ON-Lion Letter

"At 2.2 percent of GDP in 2006, the most recent comparable year, U.S. charitable giving is approximately twice as high as that of the U.K. and roughly fourfold that of Ireland, the next most charitable E.U. country," begins an April report from the Manhattan Institute for Policy Research's Center for State and Local Leadership.  "Yet even as overall wealth has continued to increase in the U.S. (notably, among higher-income households, which are disproportionately likely to make significant charitable donations), overall philanthropic giving has, over the past generation, remained roughly constant as a percentage of economic activity.

"Giving has remained flat even as a variety of rationales have emerged for the need for more such giving:  declining discretionary government spending because of increased fixed costs; concern, in some quarters, over the efficacy of publicly funded social programs; and new social needs in the wake of stagnant wage growth and decreased workforce participation," continues Growing Giving:  American Philanthropy and the Potential of Donor-Advised Funds, by Howard Husock.  "At the same time, a new generation of not-for-profits, led by young social entrepreneurs, is injecting both greater dynamism and stiffer competition for funds into the charity marketplace.

"Given such conditions, the question of whether total U.S. philanthropic giving remains flat, or increases, becomes increasingly pertinent.  One specific, tax-advantaged vehicle for charitable giving, Donor-Advised Funds" (DAFs), according to Husock, "shows signs ... of becoming a means through which net U.S. charitable giving, along with the funds supporting it, might significantly increase."

DAFs allow donors to deposit cash and other assets and avail themselves of a federal tax deduction, for the same tax year, for the full value of their donation.  Once deposited, donations may be used only for charitable purposes and overhead.  Account holders can then, at their discretion, recommend grants from such funds over the remainder of their lifetimes:  hence the name "donor-advised."

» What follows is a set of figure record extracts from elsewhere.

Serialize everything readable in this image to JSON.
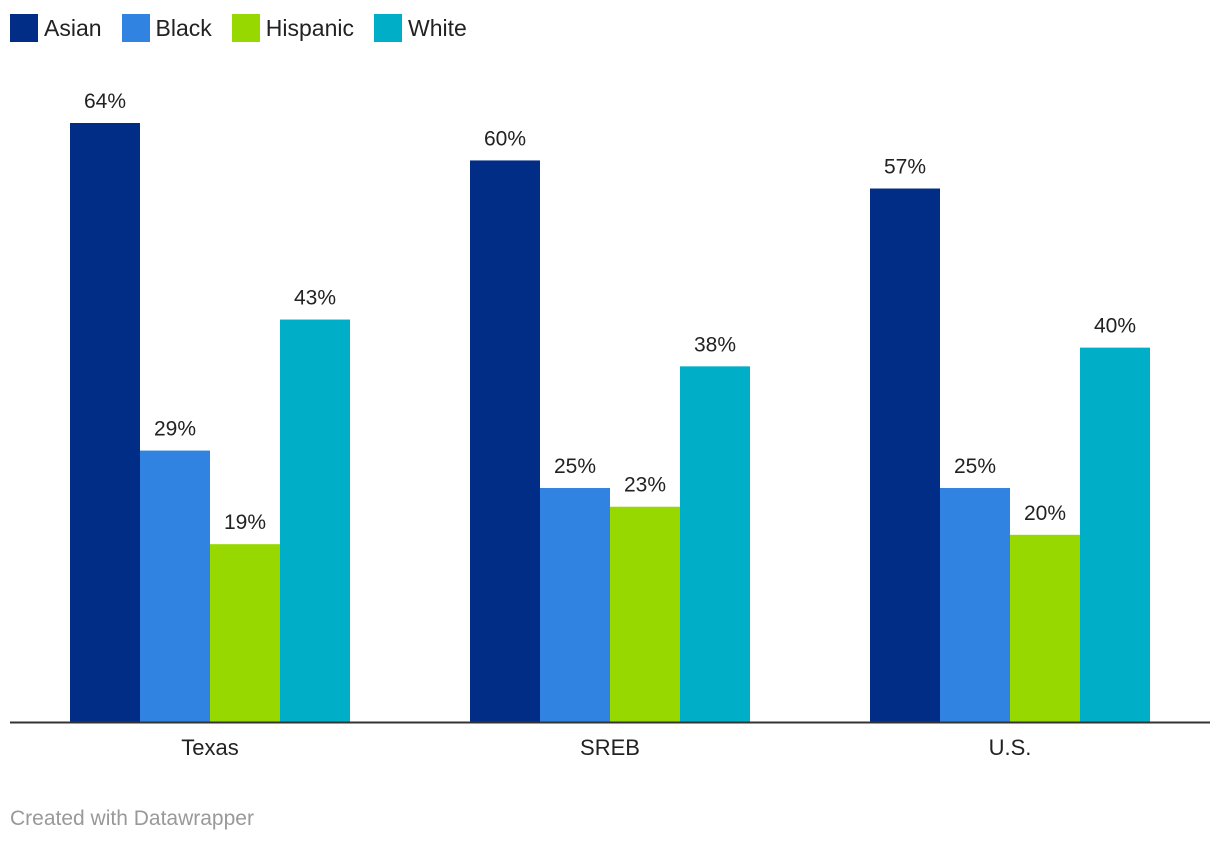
{
  "chart_data": {
    "type": "bar",
    "categories": [
      "Texas",
      "SREB",
      "U.S."
    ],
    "series": [
      {
        "name": "Asian",
        "color": "#022d86",
        "values": [
          64,
          60,
          57
        ]
      },
      {
        "name": "Black",
        "color": "#3183e2",
        "values": [
          29,
          25,
          25
        ]
      },
      {
        "name": "Hispanic",
        "color": "#96d800",
        "values": [
          19,
          23,
          20
        ]
      },
      {
        "name": "White",
        "color": "#00aec7",
        "values": [
          43,
          38,
          40
        ]
      }
    ],
    "value_suffix": "%",
    "ylim": [
      0,
      64
    ],
    "grid": false,
    "legend_position": "top-left",
    "title": "",
    "xlabel": "",
    "ylabel": ""
  },
  "footer": {
    "credit": "Created with Datawrapper"
  }
}
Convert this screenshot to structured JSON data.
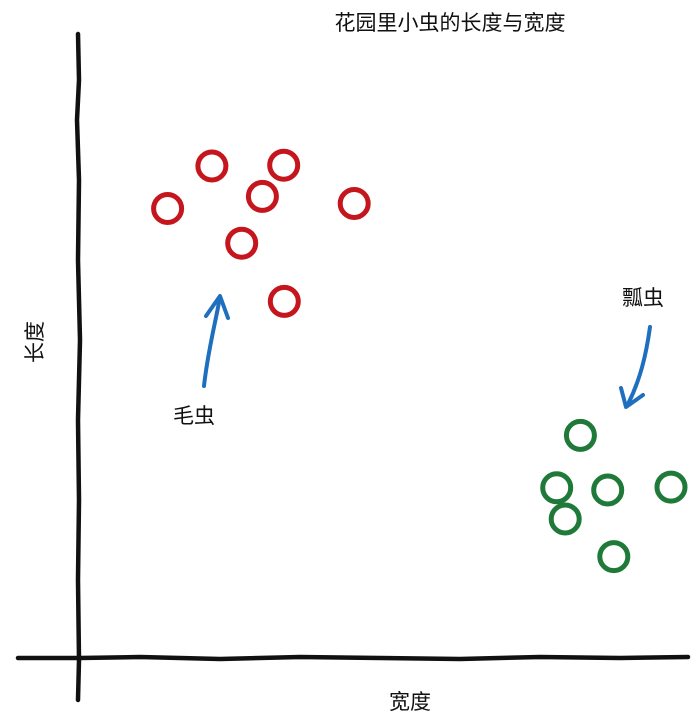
{
  "chart_data": {
    "type": "scatter",
    "title": "花园里小虫的长度与宽度",
    "xlabel": "宽度",
    "ylabel": "长度",
    "grid": false,
    "legend": "none",
    "series": [
      {
        "color": "#c4161c",
        "points": [
          {
            "x": 1.44,
            "y": 6.34
          },
          {
            "x": 2.17,
            "y": 6.94
          },
          {
            "x": 3.35,
            "y": 6.95
          },
          {
            "x": 3.0,
            "y": 6.51
          },
          {
            "x": 4.51,
            "y": 6.41
          },
          {
            "x": 2.66,
            "y": 5.85
          },
          {
            "x": 3.36,
            "y": 5.03
          }
        ]
      },
      {
        "color": "#1f7a3a",
        "points": [
          {
            "x": 8.23,
            "y": 3.14
          },
          {
            "x": 7.84,
            "y": 2.4
          },
          {
            "x": 8.68,
            "y": 2.37
          },
          {
            "x": 9.72,
            "y": 2.41
          },
          {
            "x": 7.98,
            "y": 1.96
          },
          {
            "x": 8.78,
            "y": 1.43
          }
        ]
      }
    ],
    "annotations": [
      {
        "text": "毛虫",
        "arrow_color": "#1f6fbf"
      },
      {
        "text": "瓢虫",
        "arrow_color": "#1f6fbf"
      }
    ]
  }
}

Husock's report "examines the potential for further growth in donor-advised funds:  recent DAF growth ... could signal the start of a surge in the volume of total charitable giving, or merely its redirection through a new, more convenient vehicle (rather than, say, cumbersome individual check-writing)." 

Husock is vice president for policy research at the Manhattan Institute, where he also directs its Social Entrepreneurship Initiative

"[O]n balance, DAFs of all kinds," he writes, "provide the preconditions for significant growth in overall U.S. charitable giving.

"Still, DAF growth is not inevitable," he concludes.  "Changes in tax law, such as that proposed in the Tax Reform Act of 2014, could discourage the deposit of funds and assets into ... DAF accounts, curtailing overall U.S. charitable giving in the process."

The Lynde and Harry Bradley Foundation in Milwaukee substantially supports the Manhattan Institute.